Andrey Konchalovskiy’s Dear Comrades begins on June 1st. Our protagonist, through the eyes of whom we see the massacre and its ensuing days, is Lyuda (Yuliya Vysotskaya), a local party official. She’s proud of her position and eager to toe the line until her daughter, Svetka (Yuliya Burova), is among those unaccounted for in the chaotic aftermath of the slaughter. With reluctant help from a sympathetic KGB officer (Vladislav Komarov), Lyuda sets off to find out whether her daughter is hiding out somewhere to avoid arrest for her involvement in the demonstration or if she’s among the unidentified corpses dumped in the ground outside the city.
Konchalovskiy and cinematographer Andrey Naydenov shoot in black and white and in the 1.33:1 aspect ratio. This has two effects. It makes the drama, especially the disturbing images of the massacre and its immediate results, feel like newsreel footage. And, with a classical sense of framing and triangular blocking, it makes Dear Comrades sometimes seem as if it were produced contemporarily with the events depicted.

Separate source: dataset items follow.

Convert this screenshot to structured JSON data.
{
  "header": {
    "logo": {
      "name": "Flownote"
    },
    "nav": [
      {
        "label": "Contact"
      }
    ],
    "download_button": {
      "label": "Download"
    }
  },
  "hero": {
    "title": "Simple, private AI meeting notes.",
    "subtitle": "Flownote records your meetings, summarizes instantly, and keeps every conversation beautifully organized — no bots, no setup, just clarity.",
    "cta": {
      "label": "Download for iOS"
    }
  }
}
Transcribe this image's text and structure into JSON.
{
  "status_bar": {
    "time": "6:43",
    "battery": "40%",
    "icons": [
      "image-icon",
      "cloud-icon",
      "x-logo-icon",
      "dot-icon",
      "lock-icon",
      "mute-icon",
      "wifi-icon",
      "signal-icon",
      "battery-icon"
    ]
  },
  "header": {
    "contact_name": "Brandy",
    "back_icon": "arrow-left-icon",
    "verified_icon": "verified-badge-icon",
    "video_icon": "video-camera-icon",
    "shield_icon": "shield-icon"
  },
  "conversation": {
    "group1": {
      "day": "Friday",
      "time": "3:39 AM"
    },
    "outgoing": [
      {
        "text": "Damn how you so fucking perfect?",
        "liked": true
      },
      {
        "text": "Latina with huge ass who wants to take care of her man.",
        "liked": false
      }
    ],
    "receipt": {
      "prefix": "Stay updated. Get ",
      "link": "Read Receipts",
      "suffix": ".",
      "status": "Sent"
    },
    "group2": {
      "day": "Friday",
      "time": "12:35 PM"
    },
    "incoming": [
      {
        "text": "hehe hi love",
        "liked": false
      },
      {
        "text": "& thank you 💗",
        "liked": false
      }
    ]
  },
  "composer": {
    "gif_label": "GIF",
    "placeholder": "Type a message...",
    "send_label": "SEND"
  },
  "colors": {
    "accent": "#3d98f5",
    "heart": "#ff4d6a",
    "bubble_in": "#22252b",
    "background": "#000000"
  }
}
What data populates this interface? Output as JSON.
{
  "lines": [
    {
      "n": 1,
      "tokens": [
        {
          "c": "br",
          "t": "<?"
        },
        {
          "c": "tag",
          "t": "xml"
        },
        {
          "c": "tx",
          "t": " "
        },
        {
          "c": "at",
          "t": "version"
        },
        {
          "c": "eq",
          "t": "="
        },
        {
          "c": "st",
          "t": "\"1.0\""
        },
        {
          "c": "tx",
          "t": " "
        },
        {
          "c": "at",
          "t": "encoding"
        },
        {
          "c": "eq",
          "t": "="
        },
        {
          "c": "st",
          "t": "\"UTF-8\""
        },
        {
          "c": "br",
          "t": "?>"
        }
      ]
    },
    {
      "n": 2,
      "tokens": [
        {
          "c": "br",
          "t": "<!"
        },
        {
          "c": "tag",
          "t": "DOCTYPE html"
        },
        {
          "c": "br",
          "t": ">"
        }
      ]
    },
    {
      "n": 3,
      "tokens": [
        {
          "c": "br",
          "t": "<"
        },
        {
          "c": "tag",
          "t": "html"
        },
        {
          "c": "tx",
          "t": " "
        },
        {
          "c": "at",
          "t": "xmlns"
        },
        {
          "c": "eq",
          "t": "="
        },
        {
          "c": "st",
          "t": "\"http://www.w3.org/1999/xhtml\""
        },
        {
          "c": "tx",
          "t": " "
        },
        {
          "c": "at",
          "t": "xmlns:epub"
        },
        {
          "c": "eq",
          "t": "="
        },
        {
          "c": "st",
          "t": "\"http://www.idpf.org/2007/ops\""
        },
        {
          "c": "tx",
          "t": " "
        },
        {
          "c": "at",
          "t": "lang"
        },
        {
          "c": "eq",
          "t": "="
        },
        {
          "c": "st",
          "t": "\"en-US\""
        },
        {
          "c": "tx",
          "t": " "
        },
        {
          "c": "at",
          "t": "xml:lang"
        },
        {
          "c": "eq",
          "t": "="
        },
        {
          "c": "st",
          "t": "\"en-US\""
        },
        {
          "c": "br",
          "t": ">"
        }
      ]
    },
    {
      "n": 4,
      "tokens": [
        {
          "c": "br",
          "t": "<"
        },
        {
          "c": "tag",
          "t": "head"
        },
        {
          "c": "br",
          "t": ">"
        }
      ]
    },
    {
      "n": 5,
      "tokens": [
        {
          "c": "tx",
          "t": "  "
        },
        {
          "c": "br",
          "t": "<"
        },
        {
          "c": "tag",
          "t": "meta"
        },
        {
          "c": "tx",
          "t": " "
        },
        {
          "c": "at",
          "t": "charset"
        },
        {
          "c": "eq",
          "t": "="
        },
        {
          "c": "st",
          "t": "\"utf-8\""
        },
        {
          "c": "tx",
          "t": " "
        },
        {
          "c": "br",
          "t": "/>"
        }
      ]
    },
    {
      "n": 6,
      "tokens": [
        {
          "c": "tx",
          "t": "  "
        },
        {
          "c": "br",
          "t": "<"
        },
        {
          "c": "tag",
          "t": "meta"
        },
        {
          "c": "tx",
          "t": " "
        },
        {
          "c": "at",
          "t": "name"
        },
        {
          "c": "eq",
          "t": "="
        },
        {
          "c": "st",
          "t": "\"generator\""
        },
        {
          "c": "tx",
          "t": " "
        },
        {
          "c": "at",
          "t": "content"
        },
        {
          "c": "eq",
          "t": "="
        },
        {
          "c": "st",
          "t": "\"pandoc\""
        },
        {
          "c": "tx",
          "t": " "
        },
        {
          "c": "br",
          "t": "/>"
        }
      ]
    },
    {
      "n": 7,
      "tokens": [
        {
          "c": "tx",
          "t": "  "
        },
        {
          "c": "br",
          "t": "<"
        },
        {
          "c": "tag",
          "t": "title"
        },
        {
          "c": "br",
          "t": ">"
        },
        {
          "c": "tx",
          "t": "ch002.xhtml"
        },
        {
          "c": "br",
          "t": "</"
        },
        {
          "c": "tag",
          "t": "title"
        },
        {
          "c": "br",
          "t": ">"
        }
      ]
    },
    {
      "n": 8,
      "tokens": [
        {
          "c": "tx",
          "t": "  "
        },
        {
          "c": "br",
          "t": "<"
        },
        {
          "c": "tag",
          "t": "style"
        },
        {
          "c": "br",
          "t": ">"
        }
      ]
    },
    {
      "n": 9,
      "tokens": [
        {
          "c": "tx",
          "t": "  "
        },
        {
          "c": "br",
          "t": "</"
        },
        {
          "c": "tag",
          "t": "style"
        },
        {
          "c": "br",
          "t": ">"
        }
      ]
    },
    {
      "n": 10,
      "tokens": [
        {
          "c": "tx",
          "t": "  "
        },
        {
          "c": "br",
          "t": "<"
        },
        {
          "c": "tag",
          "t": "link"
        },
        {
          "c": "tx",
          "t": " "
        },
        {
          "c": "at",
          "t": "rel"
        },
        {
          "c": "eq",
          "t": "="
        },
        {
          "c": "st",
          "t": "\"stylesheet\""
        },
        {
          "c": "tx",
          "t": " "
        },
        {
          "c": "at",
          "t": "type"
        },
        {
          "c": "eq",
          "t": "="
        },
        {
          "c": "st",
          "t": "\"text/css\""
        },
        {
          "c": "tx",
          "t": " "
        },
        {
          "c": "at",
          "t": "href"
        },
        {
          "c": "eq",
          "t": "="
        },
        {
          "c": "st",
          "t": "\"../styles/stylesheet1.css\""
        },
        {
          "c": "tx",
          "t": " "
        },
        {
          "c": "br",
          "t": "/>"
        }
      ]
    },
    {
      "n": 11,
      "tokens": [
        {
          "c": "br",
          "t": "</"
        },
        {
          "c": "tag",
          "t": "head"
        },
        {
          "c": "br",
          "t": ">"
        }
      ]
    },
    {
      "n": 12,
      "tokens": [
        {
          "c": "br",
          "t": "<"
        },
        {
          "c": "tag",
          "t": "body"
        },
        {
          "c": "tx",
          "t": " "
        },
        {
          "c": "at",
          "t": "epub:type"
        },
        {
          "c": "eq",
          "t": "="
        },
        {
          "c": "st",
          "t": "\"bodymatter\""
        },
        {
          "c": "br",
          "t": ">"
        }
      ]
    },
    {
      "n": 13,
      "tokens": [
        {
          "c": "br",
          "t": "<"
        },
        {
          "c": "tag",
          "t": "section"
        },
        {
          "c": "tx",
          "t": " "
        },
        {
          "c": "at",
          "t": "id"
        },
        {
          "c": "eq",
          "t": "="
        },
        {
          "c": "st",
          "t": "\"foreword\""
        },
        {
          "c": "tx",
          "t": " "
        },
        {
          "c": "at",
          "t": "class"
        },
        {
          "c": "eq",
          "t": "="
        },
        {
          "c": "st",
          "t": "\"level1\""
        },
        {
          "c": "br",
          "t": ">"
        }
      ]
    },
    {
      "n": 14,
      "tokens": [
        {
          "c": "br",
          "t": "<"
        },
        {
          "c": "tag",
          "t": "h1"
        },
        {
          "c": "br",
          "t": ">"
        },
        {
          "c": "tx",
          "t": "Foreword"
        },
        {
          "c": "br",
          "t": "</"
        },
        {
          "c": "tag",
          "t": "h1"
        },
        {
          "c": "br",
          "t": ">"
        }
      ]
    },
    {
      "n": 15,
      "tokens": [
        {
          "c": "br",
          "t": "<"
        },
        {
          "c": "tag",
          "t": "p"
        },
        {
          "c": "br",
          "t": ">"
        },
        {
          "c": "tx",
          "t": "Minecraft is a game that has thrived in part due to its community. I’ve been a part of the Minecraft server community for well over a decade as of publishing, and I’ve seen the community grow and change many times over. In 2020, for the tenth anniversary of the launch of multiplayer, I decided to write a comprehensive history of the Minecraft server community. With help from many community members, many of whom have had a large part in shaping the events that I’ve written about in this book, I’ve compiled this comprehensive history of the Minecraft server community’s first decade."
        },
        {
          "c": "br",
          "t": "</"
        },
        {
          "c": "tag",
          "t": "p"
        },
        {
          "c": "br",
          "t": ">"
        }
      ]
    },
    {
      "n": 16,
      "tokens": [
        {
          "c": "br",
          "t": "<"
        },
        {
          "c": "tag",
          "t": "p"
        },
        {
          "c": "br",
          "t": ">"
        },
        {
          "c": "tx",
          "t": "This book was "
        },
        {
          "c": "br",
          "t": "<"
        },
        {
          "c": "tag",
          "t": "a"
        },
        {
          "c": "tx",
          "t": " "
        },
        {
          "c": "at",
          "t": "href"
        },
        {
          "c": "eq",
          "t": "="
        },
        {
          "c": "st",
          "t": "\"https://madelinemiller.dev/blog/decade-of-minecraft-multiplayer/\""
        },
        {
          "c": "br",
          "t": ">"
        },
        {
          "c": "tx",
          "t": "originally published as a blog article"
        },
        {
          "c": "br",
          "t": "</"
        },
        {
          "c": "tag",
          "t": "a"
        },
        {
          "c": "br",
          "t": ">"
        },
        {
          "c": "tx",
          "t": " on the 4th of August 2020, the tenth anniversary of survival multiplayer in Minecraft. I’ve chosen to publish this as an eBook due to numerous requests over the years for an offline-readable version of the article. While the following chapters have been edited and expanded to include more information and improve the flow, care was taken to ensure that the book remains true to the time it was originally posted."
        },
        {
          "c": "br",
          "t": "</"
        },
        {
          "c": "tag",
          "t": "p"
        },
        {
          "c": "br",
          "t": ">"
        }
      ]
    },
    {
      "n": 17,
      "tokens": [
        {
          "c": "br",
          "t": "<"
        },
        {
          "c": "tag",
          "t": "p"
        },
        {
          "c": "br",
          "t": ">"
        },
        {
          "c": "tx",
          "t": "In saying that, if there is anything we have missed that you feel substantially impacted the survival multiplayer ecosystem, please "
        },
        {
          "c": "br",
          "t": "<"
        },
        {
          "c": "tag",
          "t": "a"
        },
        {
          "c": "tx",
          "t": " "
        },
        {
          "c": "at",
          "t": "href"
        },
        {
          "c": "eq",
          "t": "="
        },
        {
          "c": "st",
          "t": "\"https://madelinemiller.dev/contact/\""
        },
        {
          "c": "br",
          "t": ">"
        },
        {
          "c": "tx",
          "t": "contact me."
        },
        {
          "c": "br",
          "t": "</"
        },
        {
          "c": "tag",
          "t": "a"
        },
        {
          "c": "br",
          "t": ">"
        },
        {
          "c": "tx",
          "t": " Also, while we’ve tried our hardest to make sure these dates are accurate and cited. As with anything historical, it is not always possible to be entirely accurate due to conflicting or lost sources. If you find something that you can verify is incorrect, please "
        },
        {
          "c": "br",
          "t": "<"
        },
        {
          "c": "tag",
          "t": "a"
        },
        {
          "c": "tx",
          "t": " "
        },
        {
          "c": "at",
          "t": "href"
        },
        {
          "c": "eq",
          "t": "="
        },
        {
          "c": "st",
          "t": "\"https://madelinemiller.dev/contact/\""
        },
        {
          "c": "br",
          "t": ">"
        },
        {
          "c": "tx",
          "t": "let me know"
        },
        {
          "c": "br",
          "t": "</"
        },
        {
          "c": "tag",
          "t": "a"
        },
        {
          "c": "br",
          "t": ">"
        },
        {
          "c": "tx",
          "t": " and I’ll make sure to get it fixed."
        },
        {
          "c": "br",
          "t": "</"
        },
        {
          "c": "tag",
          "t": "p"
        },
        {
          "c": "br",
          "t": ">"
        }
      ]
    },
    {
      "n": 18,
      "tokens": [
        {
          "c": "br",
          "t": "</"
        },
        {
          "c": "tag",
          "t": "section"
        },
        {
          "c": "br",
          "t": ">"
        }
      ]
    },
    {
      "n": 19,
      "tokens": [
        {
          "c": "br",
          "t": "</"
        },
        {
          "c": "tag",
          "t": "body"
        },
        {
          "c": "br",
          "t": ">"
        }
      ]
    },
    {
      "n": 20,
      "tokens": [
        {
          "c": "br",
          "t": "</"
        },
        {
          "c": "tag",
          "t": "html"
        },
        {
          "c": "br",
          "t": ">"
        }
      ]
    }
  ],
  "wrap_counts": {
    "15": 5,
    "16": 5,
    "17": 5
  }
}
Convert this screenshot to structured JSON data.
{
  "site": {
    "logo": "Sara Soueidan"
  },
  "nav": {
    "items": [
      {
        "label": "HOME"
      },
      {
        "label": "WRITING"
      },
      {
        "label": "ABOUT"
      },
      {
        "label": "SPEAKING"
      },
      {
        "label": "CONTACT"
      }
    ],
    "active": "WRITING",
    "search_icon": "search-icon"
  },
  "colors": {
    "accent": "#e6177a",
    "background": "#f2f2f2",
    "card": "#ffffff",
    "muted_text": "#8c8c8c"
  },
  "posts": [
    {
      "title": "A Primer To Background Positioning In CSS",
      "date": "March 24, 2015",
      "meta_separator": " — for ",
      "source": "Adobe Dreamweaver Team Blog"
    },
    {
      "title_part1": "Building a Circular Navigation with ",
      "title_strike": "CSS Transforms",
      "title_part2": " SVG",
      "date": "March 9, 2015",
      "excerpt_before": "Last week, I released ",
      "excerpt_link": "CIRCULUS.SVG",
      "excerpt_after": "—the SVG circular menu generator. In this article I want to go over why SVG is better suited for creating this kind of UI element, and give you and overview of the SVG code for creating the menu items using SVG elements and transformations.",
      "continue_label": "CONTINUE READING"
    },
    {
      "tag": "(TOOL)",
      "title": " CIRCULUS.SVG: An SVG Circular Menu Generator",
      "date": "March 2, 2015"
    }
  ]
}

That verisimilitude offers a contrast that only helps the film’s sometimes bitterly dark sense of humor. As Lyuda’s search goes on and begins to look more and more futile, the comedy falls away. But the early scenes of bureaucrats scrambling to escape a government building surrounded by protestors and pointing blame at one another even as they scurry into the sewer system approach the tone of Armando Iannucci’s The Death of Stalin.
Satire is perhaps the only way to process the unvarnished hypocrisy of the party elite here. While every second piece of Soviet propaganda seems to have been about the nobility of striking workers, the bureaucrats are quick to angrily dismiss them all as “morons” as soon as they find themselves on the other end of a strike. For most of these men and women, even as evidence of despicable human rights abuses piles up, preserving their standing in the party outweighs their own consciences. Denying what you know to be true to preserve something you know to be wrong because it’s better that way for you is, in fact, the way that every corrupt institution has always perpetuated itself. One gets the impression that hardline believer and loyalist Lyuda would be in lockstep with the other officials were it not for her own daughter’s involvement.
Despite Konchalovskiy’s aesthetic affectations, 1962 wasn’t all that long ago. With protestors being called “instigators” despite the opposite being true and curfews that do more to put citizens in harm’s way than protect them, Dear Comrades proves that it has as much to say about the mid-century Soviet Union as it does about America today.